Fladgate LLP is a top-100 UK law firm, highly respected and growing. It was working with a leading web agency to redevelop its website and brought me on board to review the positioning of the brand and recast all of the web content. I spent a busy two days meeting and interviewing culture carriers from around the firm before presenting back to the executive board on what I felt were the key messages and differentiators. I used these to craft a set of brand statements that were both authentic and credible, and which could be used to drive the recast web site. Working closely with the firm’s web agency, I rewrote the site, carrying the messaging into every aspect of the content, building in natural SEO and implementing a consistent style and tone of voice throughout.
Changing perceptions of careers in an entire industry
Working with an agency partner, I developed key messages and direction, copy and content for an award-winning integrated marketing campaign designed to dramatically enhance opinion about careers in the UK insurance sector. The campaign featured advertising, brochure, web and film – http://www.insurancecareers.cii.co.uk – and leveraged the more esoteric aspects of the industry to highlight the breadth of opportunity within insurance. With SEO built in from the outset, we achieved page-one listings for all the client’s key search terms and a significant uptick in applications for graduate roles.

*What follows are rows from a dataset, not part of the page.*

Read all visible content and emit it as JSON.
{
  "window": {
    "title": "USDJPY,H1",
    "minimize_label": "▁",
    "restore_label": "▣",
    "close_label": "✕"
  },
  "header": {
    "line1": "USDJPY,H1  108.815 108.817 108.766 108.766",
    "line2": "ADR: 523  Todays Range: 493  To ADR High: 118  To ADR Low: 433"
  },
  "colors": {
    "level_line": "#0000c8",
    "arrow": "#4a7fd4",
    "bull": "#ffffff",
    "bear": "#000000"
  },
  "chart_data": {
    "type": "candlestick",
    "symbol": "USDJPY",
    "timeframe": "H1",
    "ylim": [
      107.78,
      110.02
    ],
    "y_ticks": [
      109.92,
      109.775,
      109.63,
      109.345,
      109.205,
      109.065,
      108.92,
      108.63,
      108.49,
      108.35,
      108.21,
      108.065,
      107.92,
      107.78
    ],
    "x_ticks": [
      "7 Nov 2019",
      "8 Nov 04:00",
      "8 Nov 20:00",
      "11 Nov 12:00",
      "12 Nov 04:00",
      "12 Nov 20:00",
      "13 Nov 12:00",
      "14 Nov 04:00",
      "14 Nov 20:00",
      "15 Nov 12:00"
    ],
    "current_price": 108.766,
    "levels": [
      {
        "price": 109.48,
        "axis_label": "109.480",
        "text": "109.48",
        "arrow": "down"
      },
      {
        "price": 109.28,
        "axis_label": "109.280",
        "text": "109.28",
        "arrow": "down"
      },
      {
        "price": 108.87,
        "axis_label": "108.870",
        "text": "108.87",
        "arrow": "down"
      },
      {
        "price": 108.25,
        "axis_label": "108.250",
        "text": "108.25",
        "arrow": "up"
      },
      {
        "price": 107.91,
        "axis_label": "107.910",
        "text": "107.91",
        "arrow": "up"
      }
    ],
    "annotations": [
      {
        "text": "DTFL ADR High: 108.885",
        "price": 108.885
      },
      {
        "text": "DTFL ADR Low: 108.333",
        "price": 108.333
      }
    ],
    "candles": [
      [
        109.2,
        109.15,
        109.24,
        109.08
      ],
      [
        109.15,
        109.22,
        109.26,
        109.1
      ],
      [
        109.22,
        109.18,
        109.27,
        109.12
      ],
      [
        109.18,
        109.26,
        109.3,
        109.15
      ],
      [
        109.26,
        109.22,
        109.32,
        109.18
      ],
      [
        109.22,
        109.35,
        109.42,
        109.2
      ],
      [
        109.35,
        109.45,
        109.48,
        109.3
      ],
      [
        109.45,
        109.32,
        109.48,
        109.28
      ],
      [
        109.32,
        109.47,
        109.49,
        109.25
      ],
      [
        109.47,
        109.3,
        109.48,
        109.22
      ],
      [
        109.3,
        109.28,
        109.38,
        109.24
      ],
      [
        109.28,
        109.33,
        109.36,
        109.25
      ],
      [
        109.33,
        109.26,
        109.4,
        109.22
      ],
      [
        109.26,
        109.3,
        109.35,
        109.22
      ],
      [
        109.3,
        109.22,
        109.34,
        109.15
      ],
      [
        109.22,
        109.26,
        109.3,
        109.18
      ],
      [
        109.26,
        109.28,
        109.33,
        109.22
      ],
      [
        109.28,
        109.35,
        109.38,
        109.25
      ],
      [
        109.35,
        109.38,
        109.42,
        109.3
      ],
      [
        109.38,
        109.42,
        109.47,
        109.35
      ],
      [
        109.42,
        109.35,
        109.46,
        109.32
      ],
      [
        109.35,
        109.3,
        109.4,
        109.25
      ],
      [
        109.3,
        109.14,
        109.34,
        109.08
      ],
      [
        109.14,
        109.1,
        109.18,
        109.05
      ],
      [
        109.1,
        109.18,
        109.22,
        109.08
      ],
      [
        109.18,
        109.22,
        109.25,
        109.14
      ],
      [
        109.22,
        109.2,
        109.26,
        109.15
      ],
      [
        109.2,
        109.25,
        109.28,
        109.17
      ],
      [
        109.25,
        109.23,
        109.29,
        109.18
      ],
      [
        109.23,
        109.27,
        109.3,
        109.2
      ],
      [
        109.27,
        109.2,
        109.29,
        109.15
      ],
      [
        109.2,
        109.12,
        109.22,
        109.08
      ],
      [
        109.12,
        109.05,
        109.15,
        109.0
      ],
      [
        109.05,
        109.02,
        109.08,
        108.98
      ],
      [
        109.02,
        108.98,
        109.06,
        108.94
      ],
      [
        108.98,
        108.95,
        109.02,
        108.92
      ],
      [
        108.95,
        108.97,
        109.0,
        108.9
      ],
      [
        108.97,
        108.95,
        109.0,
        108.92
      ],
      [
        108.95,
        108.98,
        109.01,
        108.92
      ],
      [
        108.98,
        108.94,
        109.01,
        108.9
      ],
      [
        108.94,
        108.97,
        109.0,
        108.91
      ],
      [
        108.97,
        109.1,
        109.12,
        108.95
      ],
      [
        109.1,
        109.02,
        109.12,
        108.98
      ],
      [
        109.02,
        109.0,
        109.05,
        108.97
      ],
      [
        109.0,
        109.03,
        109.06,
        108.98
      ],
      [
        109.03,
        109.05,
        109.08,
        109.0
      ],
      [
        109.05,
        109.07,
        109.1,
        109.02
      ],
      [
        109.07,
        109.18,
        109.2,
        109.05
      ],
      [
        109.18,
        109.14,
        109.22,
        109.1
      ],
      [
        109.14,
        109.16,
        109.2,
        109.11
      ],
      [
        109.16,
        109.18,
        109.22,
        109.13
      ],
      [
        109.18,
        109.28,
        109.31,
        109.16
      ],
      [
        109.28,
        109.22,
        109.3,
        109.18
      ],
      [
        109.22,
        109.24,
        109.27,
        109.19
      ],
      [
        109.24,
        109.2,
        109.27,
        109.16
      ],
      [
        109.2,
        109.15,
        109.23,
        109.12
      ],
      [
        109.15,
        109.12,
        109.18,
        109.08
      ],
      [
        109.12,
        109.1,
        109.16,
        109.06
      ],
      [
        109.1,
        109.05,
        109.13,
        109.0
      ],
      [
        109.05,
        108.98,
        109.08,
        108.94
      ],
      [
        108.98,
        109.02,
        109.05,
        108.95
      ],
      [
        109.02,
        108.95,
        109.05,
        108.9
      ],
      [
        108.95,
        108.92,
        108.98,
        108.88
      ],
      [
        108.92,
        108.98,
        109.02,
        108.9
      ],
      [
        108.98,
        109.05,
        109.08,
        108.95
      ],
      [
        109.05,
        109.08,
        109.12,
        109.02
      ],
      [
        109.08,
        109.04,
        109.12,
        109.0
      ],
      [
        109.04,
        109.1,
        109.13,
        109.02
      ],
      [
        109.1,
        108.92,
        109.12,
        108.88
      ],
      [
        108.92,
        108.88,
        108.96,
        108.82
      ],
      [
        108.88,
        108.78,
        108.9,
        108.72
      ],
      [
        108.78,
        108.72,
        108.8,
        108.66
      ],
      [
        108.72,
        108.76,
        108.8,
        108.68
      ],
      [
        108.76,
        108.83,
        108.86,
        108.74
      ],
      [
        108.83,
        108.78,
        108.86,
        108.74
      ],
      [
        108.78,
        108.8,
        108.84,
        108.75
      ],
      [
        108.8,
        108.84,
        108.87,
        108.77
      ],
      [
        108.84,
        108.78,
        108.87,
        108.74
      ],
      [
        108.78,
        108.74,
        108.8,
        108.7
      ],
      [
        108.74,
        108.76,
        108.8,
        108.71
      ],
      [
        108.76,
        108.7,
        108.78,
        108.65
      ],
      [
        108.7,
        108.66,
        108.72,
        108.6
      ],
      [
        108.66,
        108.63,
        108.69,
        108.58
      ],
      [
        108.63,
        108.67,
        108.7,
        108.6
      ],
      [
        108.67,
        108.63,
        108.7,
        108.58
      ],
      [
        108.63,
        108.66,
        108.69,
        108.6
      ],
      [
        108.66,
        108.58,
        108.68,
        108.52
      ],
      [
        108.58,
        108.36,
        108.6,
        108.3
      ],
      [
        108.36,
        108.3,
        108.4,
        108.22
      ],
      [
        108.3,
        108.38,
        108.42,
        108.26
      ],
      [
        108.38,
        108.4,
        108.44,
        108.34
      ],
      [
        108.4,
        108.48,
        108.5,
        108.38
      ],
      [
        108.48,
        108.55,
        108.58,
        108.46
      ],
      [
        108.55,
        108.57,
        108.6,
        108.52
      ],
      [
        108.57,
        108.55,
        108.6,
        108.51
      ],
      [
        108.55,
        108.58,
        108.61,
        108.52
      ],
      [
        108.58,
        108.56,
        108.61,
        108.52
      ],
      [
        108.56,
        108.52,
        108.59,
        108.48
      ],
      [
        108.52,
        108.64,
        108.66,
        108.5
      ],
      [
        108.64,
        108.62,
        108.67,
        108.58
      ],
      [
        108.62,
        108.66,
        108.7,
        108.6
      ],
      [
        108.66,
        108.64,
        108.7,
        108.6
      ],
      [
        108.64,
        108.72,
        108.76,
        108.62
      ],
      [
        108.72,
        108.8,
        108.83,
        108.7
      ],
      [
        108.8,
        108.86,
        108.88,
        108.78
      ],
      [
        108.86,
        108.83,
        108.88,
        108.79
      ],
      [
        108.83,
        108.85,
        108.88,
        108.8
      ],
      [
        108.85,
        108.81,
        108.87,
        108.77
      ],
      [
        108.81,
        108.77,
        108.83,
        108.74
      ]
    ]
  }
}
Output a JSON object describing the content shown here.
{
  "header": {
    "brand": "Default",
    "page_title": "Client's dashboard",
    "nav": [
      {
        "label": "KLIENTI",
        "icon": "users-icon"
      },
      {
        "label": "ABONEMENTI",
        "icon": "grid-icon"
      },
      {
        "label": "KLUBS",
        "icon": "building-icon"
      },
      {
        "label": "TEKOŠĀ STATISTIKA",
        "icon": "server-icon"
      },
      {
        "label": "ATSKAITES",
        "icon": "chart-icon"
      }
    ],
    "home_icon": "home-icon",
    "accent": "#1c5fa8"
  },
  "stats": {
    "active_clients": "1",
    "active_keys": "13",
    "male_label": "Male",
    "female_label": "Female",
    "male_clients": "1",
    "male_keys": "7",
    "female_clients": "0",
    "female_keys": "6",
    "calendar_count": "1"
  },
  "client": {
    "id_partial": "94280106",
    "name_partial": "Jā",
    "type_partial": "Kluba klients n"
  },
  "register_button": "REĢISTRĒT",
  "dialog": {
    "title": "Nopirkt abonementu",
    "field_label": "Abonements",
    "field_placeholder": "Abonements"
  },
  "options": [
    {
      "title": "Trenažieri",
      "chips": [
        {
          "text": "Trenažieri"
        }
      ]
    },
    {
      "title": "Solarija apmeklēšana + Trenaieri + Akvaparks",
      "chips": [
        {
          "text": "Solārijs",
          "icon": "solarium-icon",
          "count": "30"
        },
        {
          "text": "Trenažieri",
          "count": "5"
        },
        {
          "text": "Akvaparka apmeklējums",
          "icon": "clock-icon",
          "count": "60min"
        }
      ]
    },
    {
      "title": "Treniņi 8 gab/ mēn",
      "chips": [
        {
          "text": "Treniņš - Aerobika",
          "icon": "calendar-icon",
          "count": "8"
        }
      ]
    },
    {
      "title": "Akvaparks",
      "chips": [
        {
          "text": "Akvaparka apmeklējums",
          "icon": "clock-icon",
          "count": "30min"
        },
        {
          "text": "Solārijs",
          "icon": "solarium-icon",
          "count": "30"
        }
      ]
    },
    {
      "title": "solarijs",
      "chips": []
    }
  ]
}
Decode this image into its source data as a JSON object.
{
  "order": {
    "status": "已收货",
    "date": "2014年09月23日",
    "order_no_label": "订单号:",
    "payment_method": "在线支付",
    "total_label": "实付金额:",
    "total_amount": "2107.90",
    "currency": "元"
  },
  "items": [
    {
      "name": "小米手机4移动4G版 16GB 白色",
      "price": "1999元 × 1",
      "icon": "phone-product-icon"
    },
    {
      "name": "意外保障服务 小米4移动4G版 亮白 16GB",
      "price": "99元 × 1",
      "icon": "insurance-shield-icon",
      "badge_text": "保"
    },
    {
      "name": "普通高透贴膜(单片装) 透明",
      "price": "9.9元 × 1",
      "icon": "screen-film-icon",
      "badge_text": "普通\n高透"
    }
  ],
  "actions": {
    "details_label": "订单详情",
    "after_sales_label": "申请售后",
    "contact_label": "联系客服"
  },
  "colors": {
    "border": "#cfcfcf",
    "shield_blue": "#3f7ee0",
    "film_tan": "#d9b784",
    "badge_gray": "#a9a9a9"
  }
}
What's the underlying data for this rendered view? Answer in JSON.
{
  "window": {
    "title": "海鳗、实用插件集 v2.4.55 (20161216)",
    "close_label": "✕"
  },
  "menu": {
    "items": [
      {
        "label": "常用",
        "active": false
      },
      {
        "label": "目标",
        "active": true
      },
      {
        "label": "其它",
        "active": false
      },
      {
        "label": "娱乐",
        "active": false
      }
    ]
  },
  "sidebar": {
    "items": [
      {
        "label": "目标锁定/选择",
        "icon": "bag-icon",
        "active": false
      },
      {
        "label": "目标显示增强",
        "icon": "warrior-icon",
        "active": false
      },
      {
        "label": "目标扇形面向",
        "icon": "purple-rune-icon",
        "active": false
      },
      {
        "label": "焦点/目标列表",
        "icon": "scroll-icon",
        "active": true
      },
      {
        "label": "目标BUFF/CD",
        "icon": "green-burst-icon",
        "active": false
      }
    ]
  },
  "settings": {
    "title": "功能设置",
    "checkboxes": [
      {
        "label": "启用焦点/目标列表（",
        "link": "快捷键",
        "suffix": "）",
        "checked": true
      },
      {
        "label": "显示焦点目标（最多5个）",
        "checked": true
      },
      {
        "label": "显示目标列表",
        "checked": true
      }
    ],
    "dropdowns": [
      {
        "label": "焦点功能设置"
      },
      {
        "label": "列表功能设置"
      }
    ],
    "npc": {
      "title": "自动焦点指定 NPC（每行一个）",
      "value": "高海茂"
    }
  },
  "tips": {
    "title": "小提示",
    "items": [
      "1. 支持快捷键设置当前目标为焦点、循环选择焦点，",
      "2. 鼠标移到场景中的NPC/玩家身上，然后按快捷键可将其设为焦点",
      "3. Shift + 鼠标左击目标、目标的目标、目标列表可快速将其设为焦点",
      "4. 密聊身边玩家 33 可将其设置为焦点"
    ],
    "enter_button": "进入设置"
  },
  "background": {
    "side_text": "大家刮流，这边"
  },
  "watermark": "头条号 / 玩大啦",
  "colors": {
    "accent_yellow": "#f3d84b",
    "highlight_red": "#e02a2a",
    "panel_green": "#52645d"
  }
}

Award-winning award submissions
Industry awards provide a great vehicle for PR and social media activity – if you win. But nominees are often either too busy or too close to the project to be able to prepare submissions that stand out enough to engage the judging panel; I’m not.
I’ve worked with major professional services firms, fintechs and law firms to craft submissions that have secured places on award shortlists and gone on to land the big one, and I’ve done it lots of times. In almost every case, it’s about being able to use the judging criteria to shape a compelling story in accessible language that isn’t simply trying to use every industry or technical term possible. And then it’s about being able to squeeze the maximum impact into the word limit.